- Directed by: Anthony Stern
- Written by: Anthony Stern
- Produced by: Iris Sawyer Jeremy Mitchell Alan Callan
- Cinematography: Anthony Stern
- Edited by: Anthony Stern Anthony Sloman
- Music by: Pink Floyd
- Production company: British Film Institute
- Release date: 1968;
- Running time: 15 min
- Country: United Kingdom

= San Francisco (1968 film) =

1968 British film by Anthony Stern

San Francisco is a 1968 impressionistic documentary short film directed by Anthony Stern.

The film, cut to a version of "Interstellar Overdrive" as performed by Pink Floyd in 1966, pioneered the use of 16mm single frame cinematography in the late 1960s.
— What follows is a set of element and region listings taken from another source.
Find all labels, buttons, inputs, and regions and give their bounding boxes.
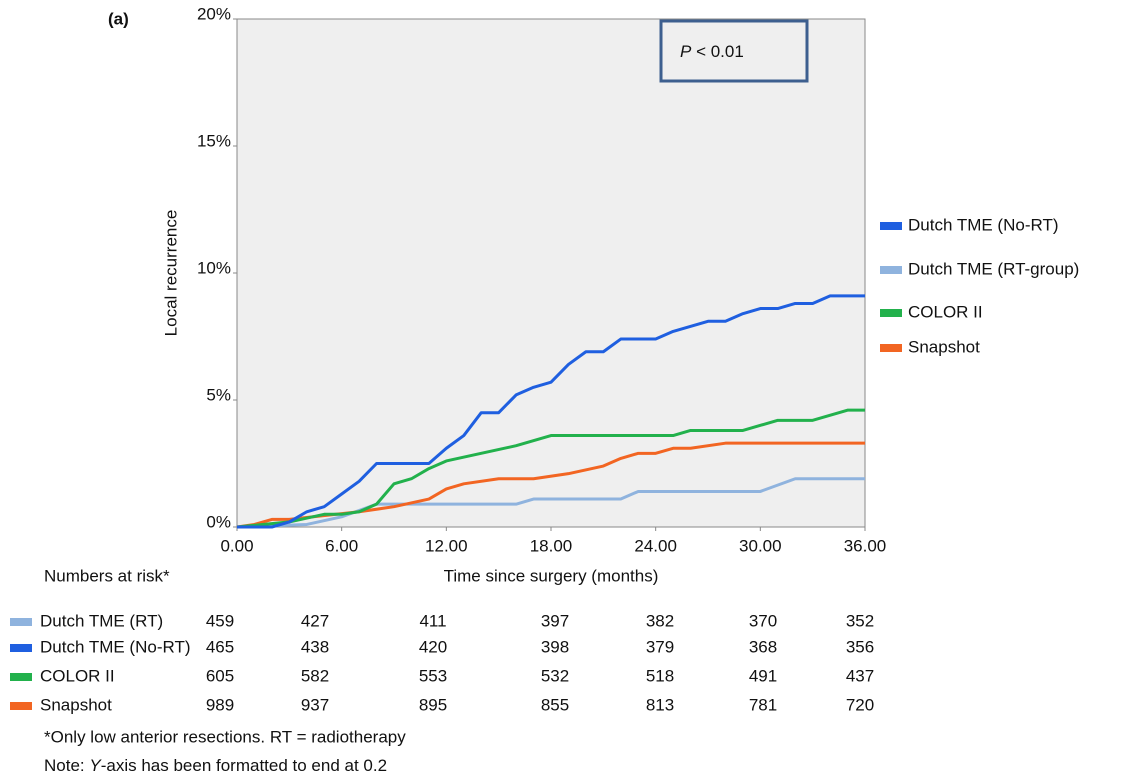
risk-value: 813 (646, 695, 674, 714)
y-tick-label: 10% (197, 258, 231, 277)
legend-swatch (880, 266, 902, 274)
x-tick-label: 12.00 (425, 536, 468, 555)
panel-label: (a) (108, 9, 129, 28)
annotation-symbol: P (680, 42, 692, 61)
legend-swatch (880, 222, 902, 230)
risk-row-label: Snapshot (40, 695, 112, 714)
note-symbol: Y (89, 756, 102, 775)
annotation-text: < 0.01 (696, 42, 744, 61)
note: Note: Y-axis has been formatted to end a… (44, 756, 387, 775)
risk-value: 532 (541, 666, 569, 685)
risk-value: 459 (206, 611, 234, 630)
risk-value: 379 (646, 637, 674, 656)
risk-value: 398 (541, 637, 569, 656)
x-tick-label: 18.00 (530, 536, 573, 555)
legend-label: Snapshot (908, 337, 980, 356)
risk-value: 368 (749, 637, 777, 656)
risk-value: 855 (541, 695, 569, 714)
risk-swatch (10, 702, 32, 710)
legend-swatch (880, 344, 902, 352)
risk-row-label: COLOR II (40, 666, 115, 685)
risk-value: 427 (301, 611, 329, 630)
risk-value: 465 (206, 637, 234, 656)
risk-value: 352 (846, 611, 874, 630)
risk-row-label: Dutch TME (RT) (40, 611, 163, 630)
legend-swatch (880, 309, 902, 317)
y-axis-label: Local recurrence (161, 210, 180, 337)
line (236, 408, 865, 529)
risk-swatch (10, 618, 32, 626)
risk-swatch (10, 673, 32, 681)
annotation: P < 0.01 (680, 42, 744, 61)
risk-value: 438 (301, 637, 329, 656)
risk-value: 937 (301, 695, 329, 714)
risk-value: 491 (749, 666, 777, 685)
risk-value: 720 (846, 695, 874, 714)
footnote: *Only low anterior resections. RT = radi… (44, 727, 406, 746)
x-tick-label: 24.00 (634, 536, 677, 555)
x-tick-label: 6.00 (325, 536, 358, 555)
y-tick-label: 15% (197, 131, 231, 150)
note-text: -axis has been formatted to end at 0.2 (101, 756, 387, 775)
risk-value: 370 (749, 611, 777, 630)
x-tick-label: 30.00 (739, 536, 782, 555)
note-prefix: Note: (44, 756, 89, 775)
risk-swatch (10, 644, 32, 652)
risk-value: 895 (419, 695, 447, 714)
line (237, 294, 865, 529)
y-tick-label: 0% (206, 512, 231, 531)
legend-label: Dutch TME (RT-group) (908, 259, 1079, 278)
risk-table-title: Numbers at risk* (44, 566, 170, 585)
y-tick-label: 5% (206, 385, 231, 404)
risk-value: 605 (206, 666, 234, 685)
risk-value: 582 (301, 666, 329, 685)
risk-value: 420 (419, 637, 447, 656)
risk-value: 781 (749, 695, 777, 714)
risk-row-label: Dutch TME (No-RT) (40, 637, 191, 656)
risk-value: 382 (646, 611, 674, 630)
legend-label: COLOR II (908, 302, 983, 321)
line (236, 477, 865, 529)
annotation-box (659, 19, 809, 83)
risk-value: 397 (541, 611, 569, 630)
x-tick-label: 0.00 (220, 536, 253, 555)
risk-value: 518 (646, 666, 674, 685)
x-tick-label: 36.00 (844, 536, 887, 555)
risk-value: 553 (419, 666, 447, 685)
risk-value: 356 (846, 637, 874, 656)
risk-value: 411 (419, 611, 446, 630)
risk-value: 437 (846, 666, 874, 685)
plot-area (236, 18, 866, 528)
legend-label: Dutch TME (No-RT) (908, 215, 1059, 234)
x-axis-label: Time since surgery (months) (444, 566, 659, 585)
risk-value: 989 (206, 695, 234, 714)
y-tick-label: 20% (197, 4, 231, 23)
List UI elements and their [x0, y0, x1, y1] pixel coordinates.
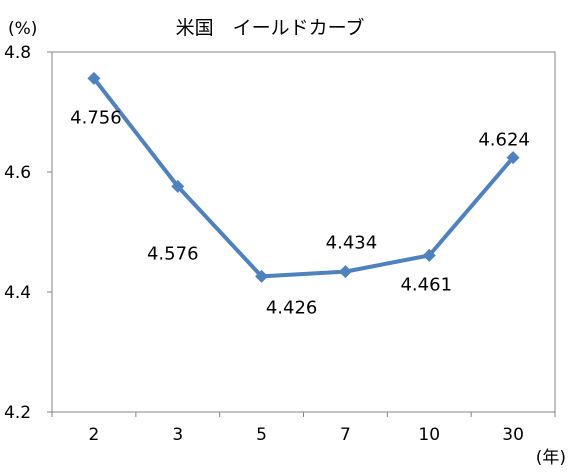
- y-tick-label: 4.6: [4, 163, 31, 183]
- x-tick-label: 5: [256, 425, 267, 445]
- x-tick-label: 10: [418, 425, 440, 445]
- data-label: 4.426: [266, 297, 318, 318]
- data-label: 4.756: [70, 107, 122, 128]
- data-label: 4.624: [478, 130, 530, 151]
- data-point: [338, 265, 352, 279]
- series-line: [91, 76, 516, 279]
- x-axis-unit-label: (年): [536, 448, 566, 468]
- data-label: 4.434: [326, 233, 378, 254]
- x-tick-label: 2: [89, 425, 100, 445]
- data-point: [506, 151, 520, 165]
- series-markers: [87, 71, 520, 283]
- data-label: 4.576: [147, 243, 199, 264]
- data-point: [422, 248, 436, 262]
- data-point: [255, 269, 269, 283]
- y-tick-label: 4.8: [4, 43, 31, 63]
- x-tick-label: 30: [502, 425, 524, 445]
- y-axis: 4.2 4.4 4.6 4.8: [4, 43, 52, 423]
- x-axis: 2 3 5 7 10 30: [51, 412, 556, 445]
- y-axis-unit-label: (%): [8, 19, 37, 39]
- x-tick-label: 7: [340, 425, 351, 445]
- data-point: [87, 71, 101, 85]
- y-tick-label: 4.2: [4, 403, 31, 423]
- data-labels: 4.756 4.576 4.426 4.434 4.461 4.624: [70, 107, 530, 318]
- y-tick-label: 4.4: [4, 283, 31, 303]
- x-tick-label: 3: [172, 425, 183, 445]
- data-point: [171, 179, 185, 193]
- data-label: 4.461: [400, 274, 452, 295]
- chart-title: 米国 イールドカーブ: [176, 16, 365, 39]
The film was produced by the British Film Institute (BFI) and by Iris Sawyer, Jeremy Mitchell, and Alan Callan.

== Reception ==
The Monthly Film Bulletin wrote: "Anthony Stern's film revives the 'city symphony', a genre that dates back to the early avant-garde film-making. The city images he chooses range from the banal (supermarkets, neon signs) and the tourist cliché to a specially staged pseudo-occult game involving a nude girl. However, the subject is no more than an excuse for a display of virtuoso technique, whose speed is presumably in response to the frenetic pace of city life – an observation neither novel nor especially relevant to San Francisco. Stern's photography is his main strength: fast motion or long clusters of single frames occasionally slowing to normal speed for a single image of a striking face or location. He also uses a technique familiar from his collaboration with Peter Whitehead on Tonite Let's All Make Love in London – the jerky re-animation of frozen frames; and the filmis edited to the same version of The Pink Floyd's 'Interstellar Overdrive' as used in Whitehead's film. Stern's techniques seem to be more of a means without an end; and even on its simplest level, as a fast coloured lightshow, the film lacks the wit and subtlety found in such American antecedents as Ben van Meter's Up Tight, L.A. is Burning . . . Shit."

==Accolades==
The film won awards for cinematography at the 1969 Oberhausen Short Film Festival, the 1969 Melbourne International Film Festival, and the Sydney Film Festival.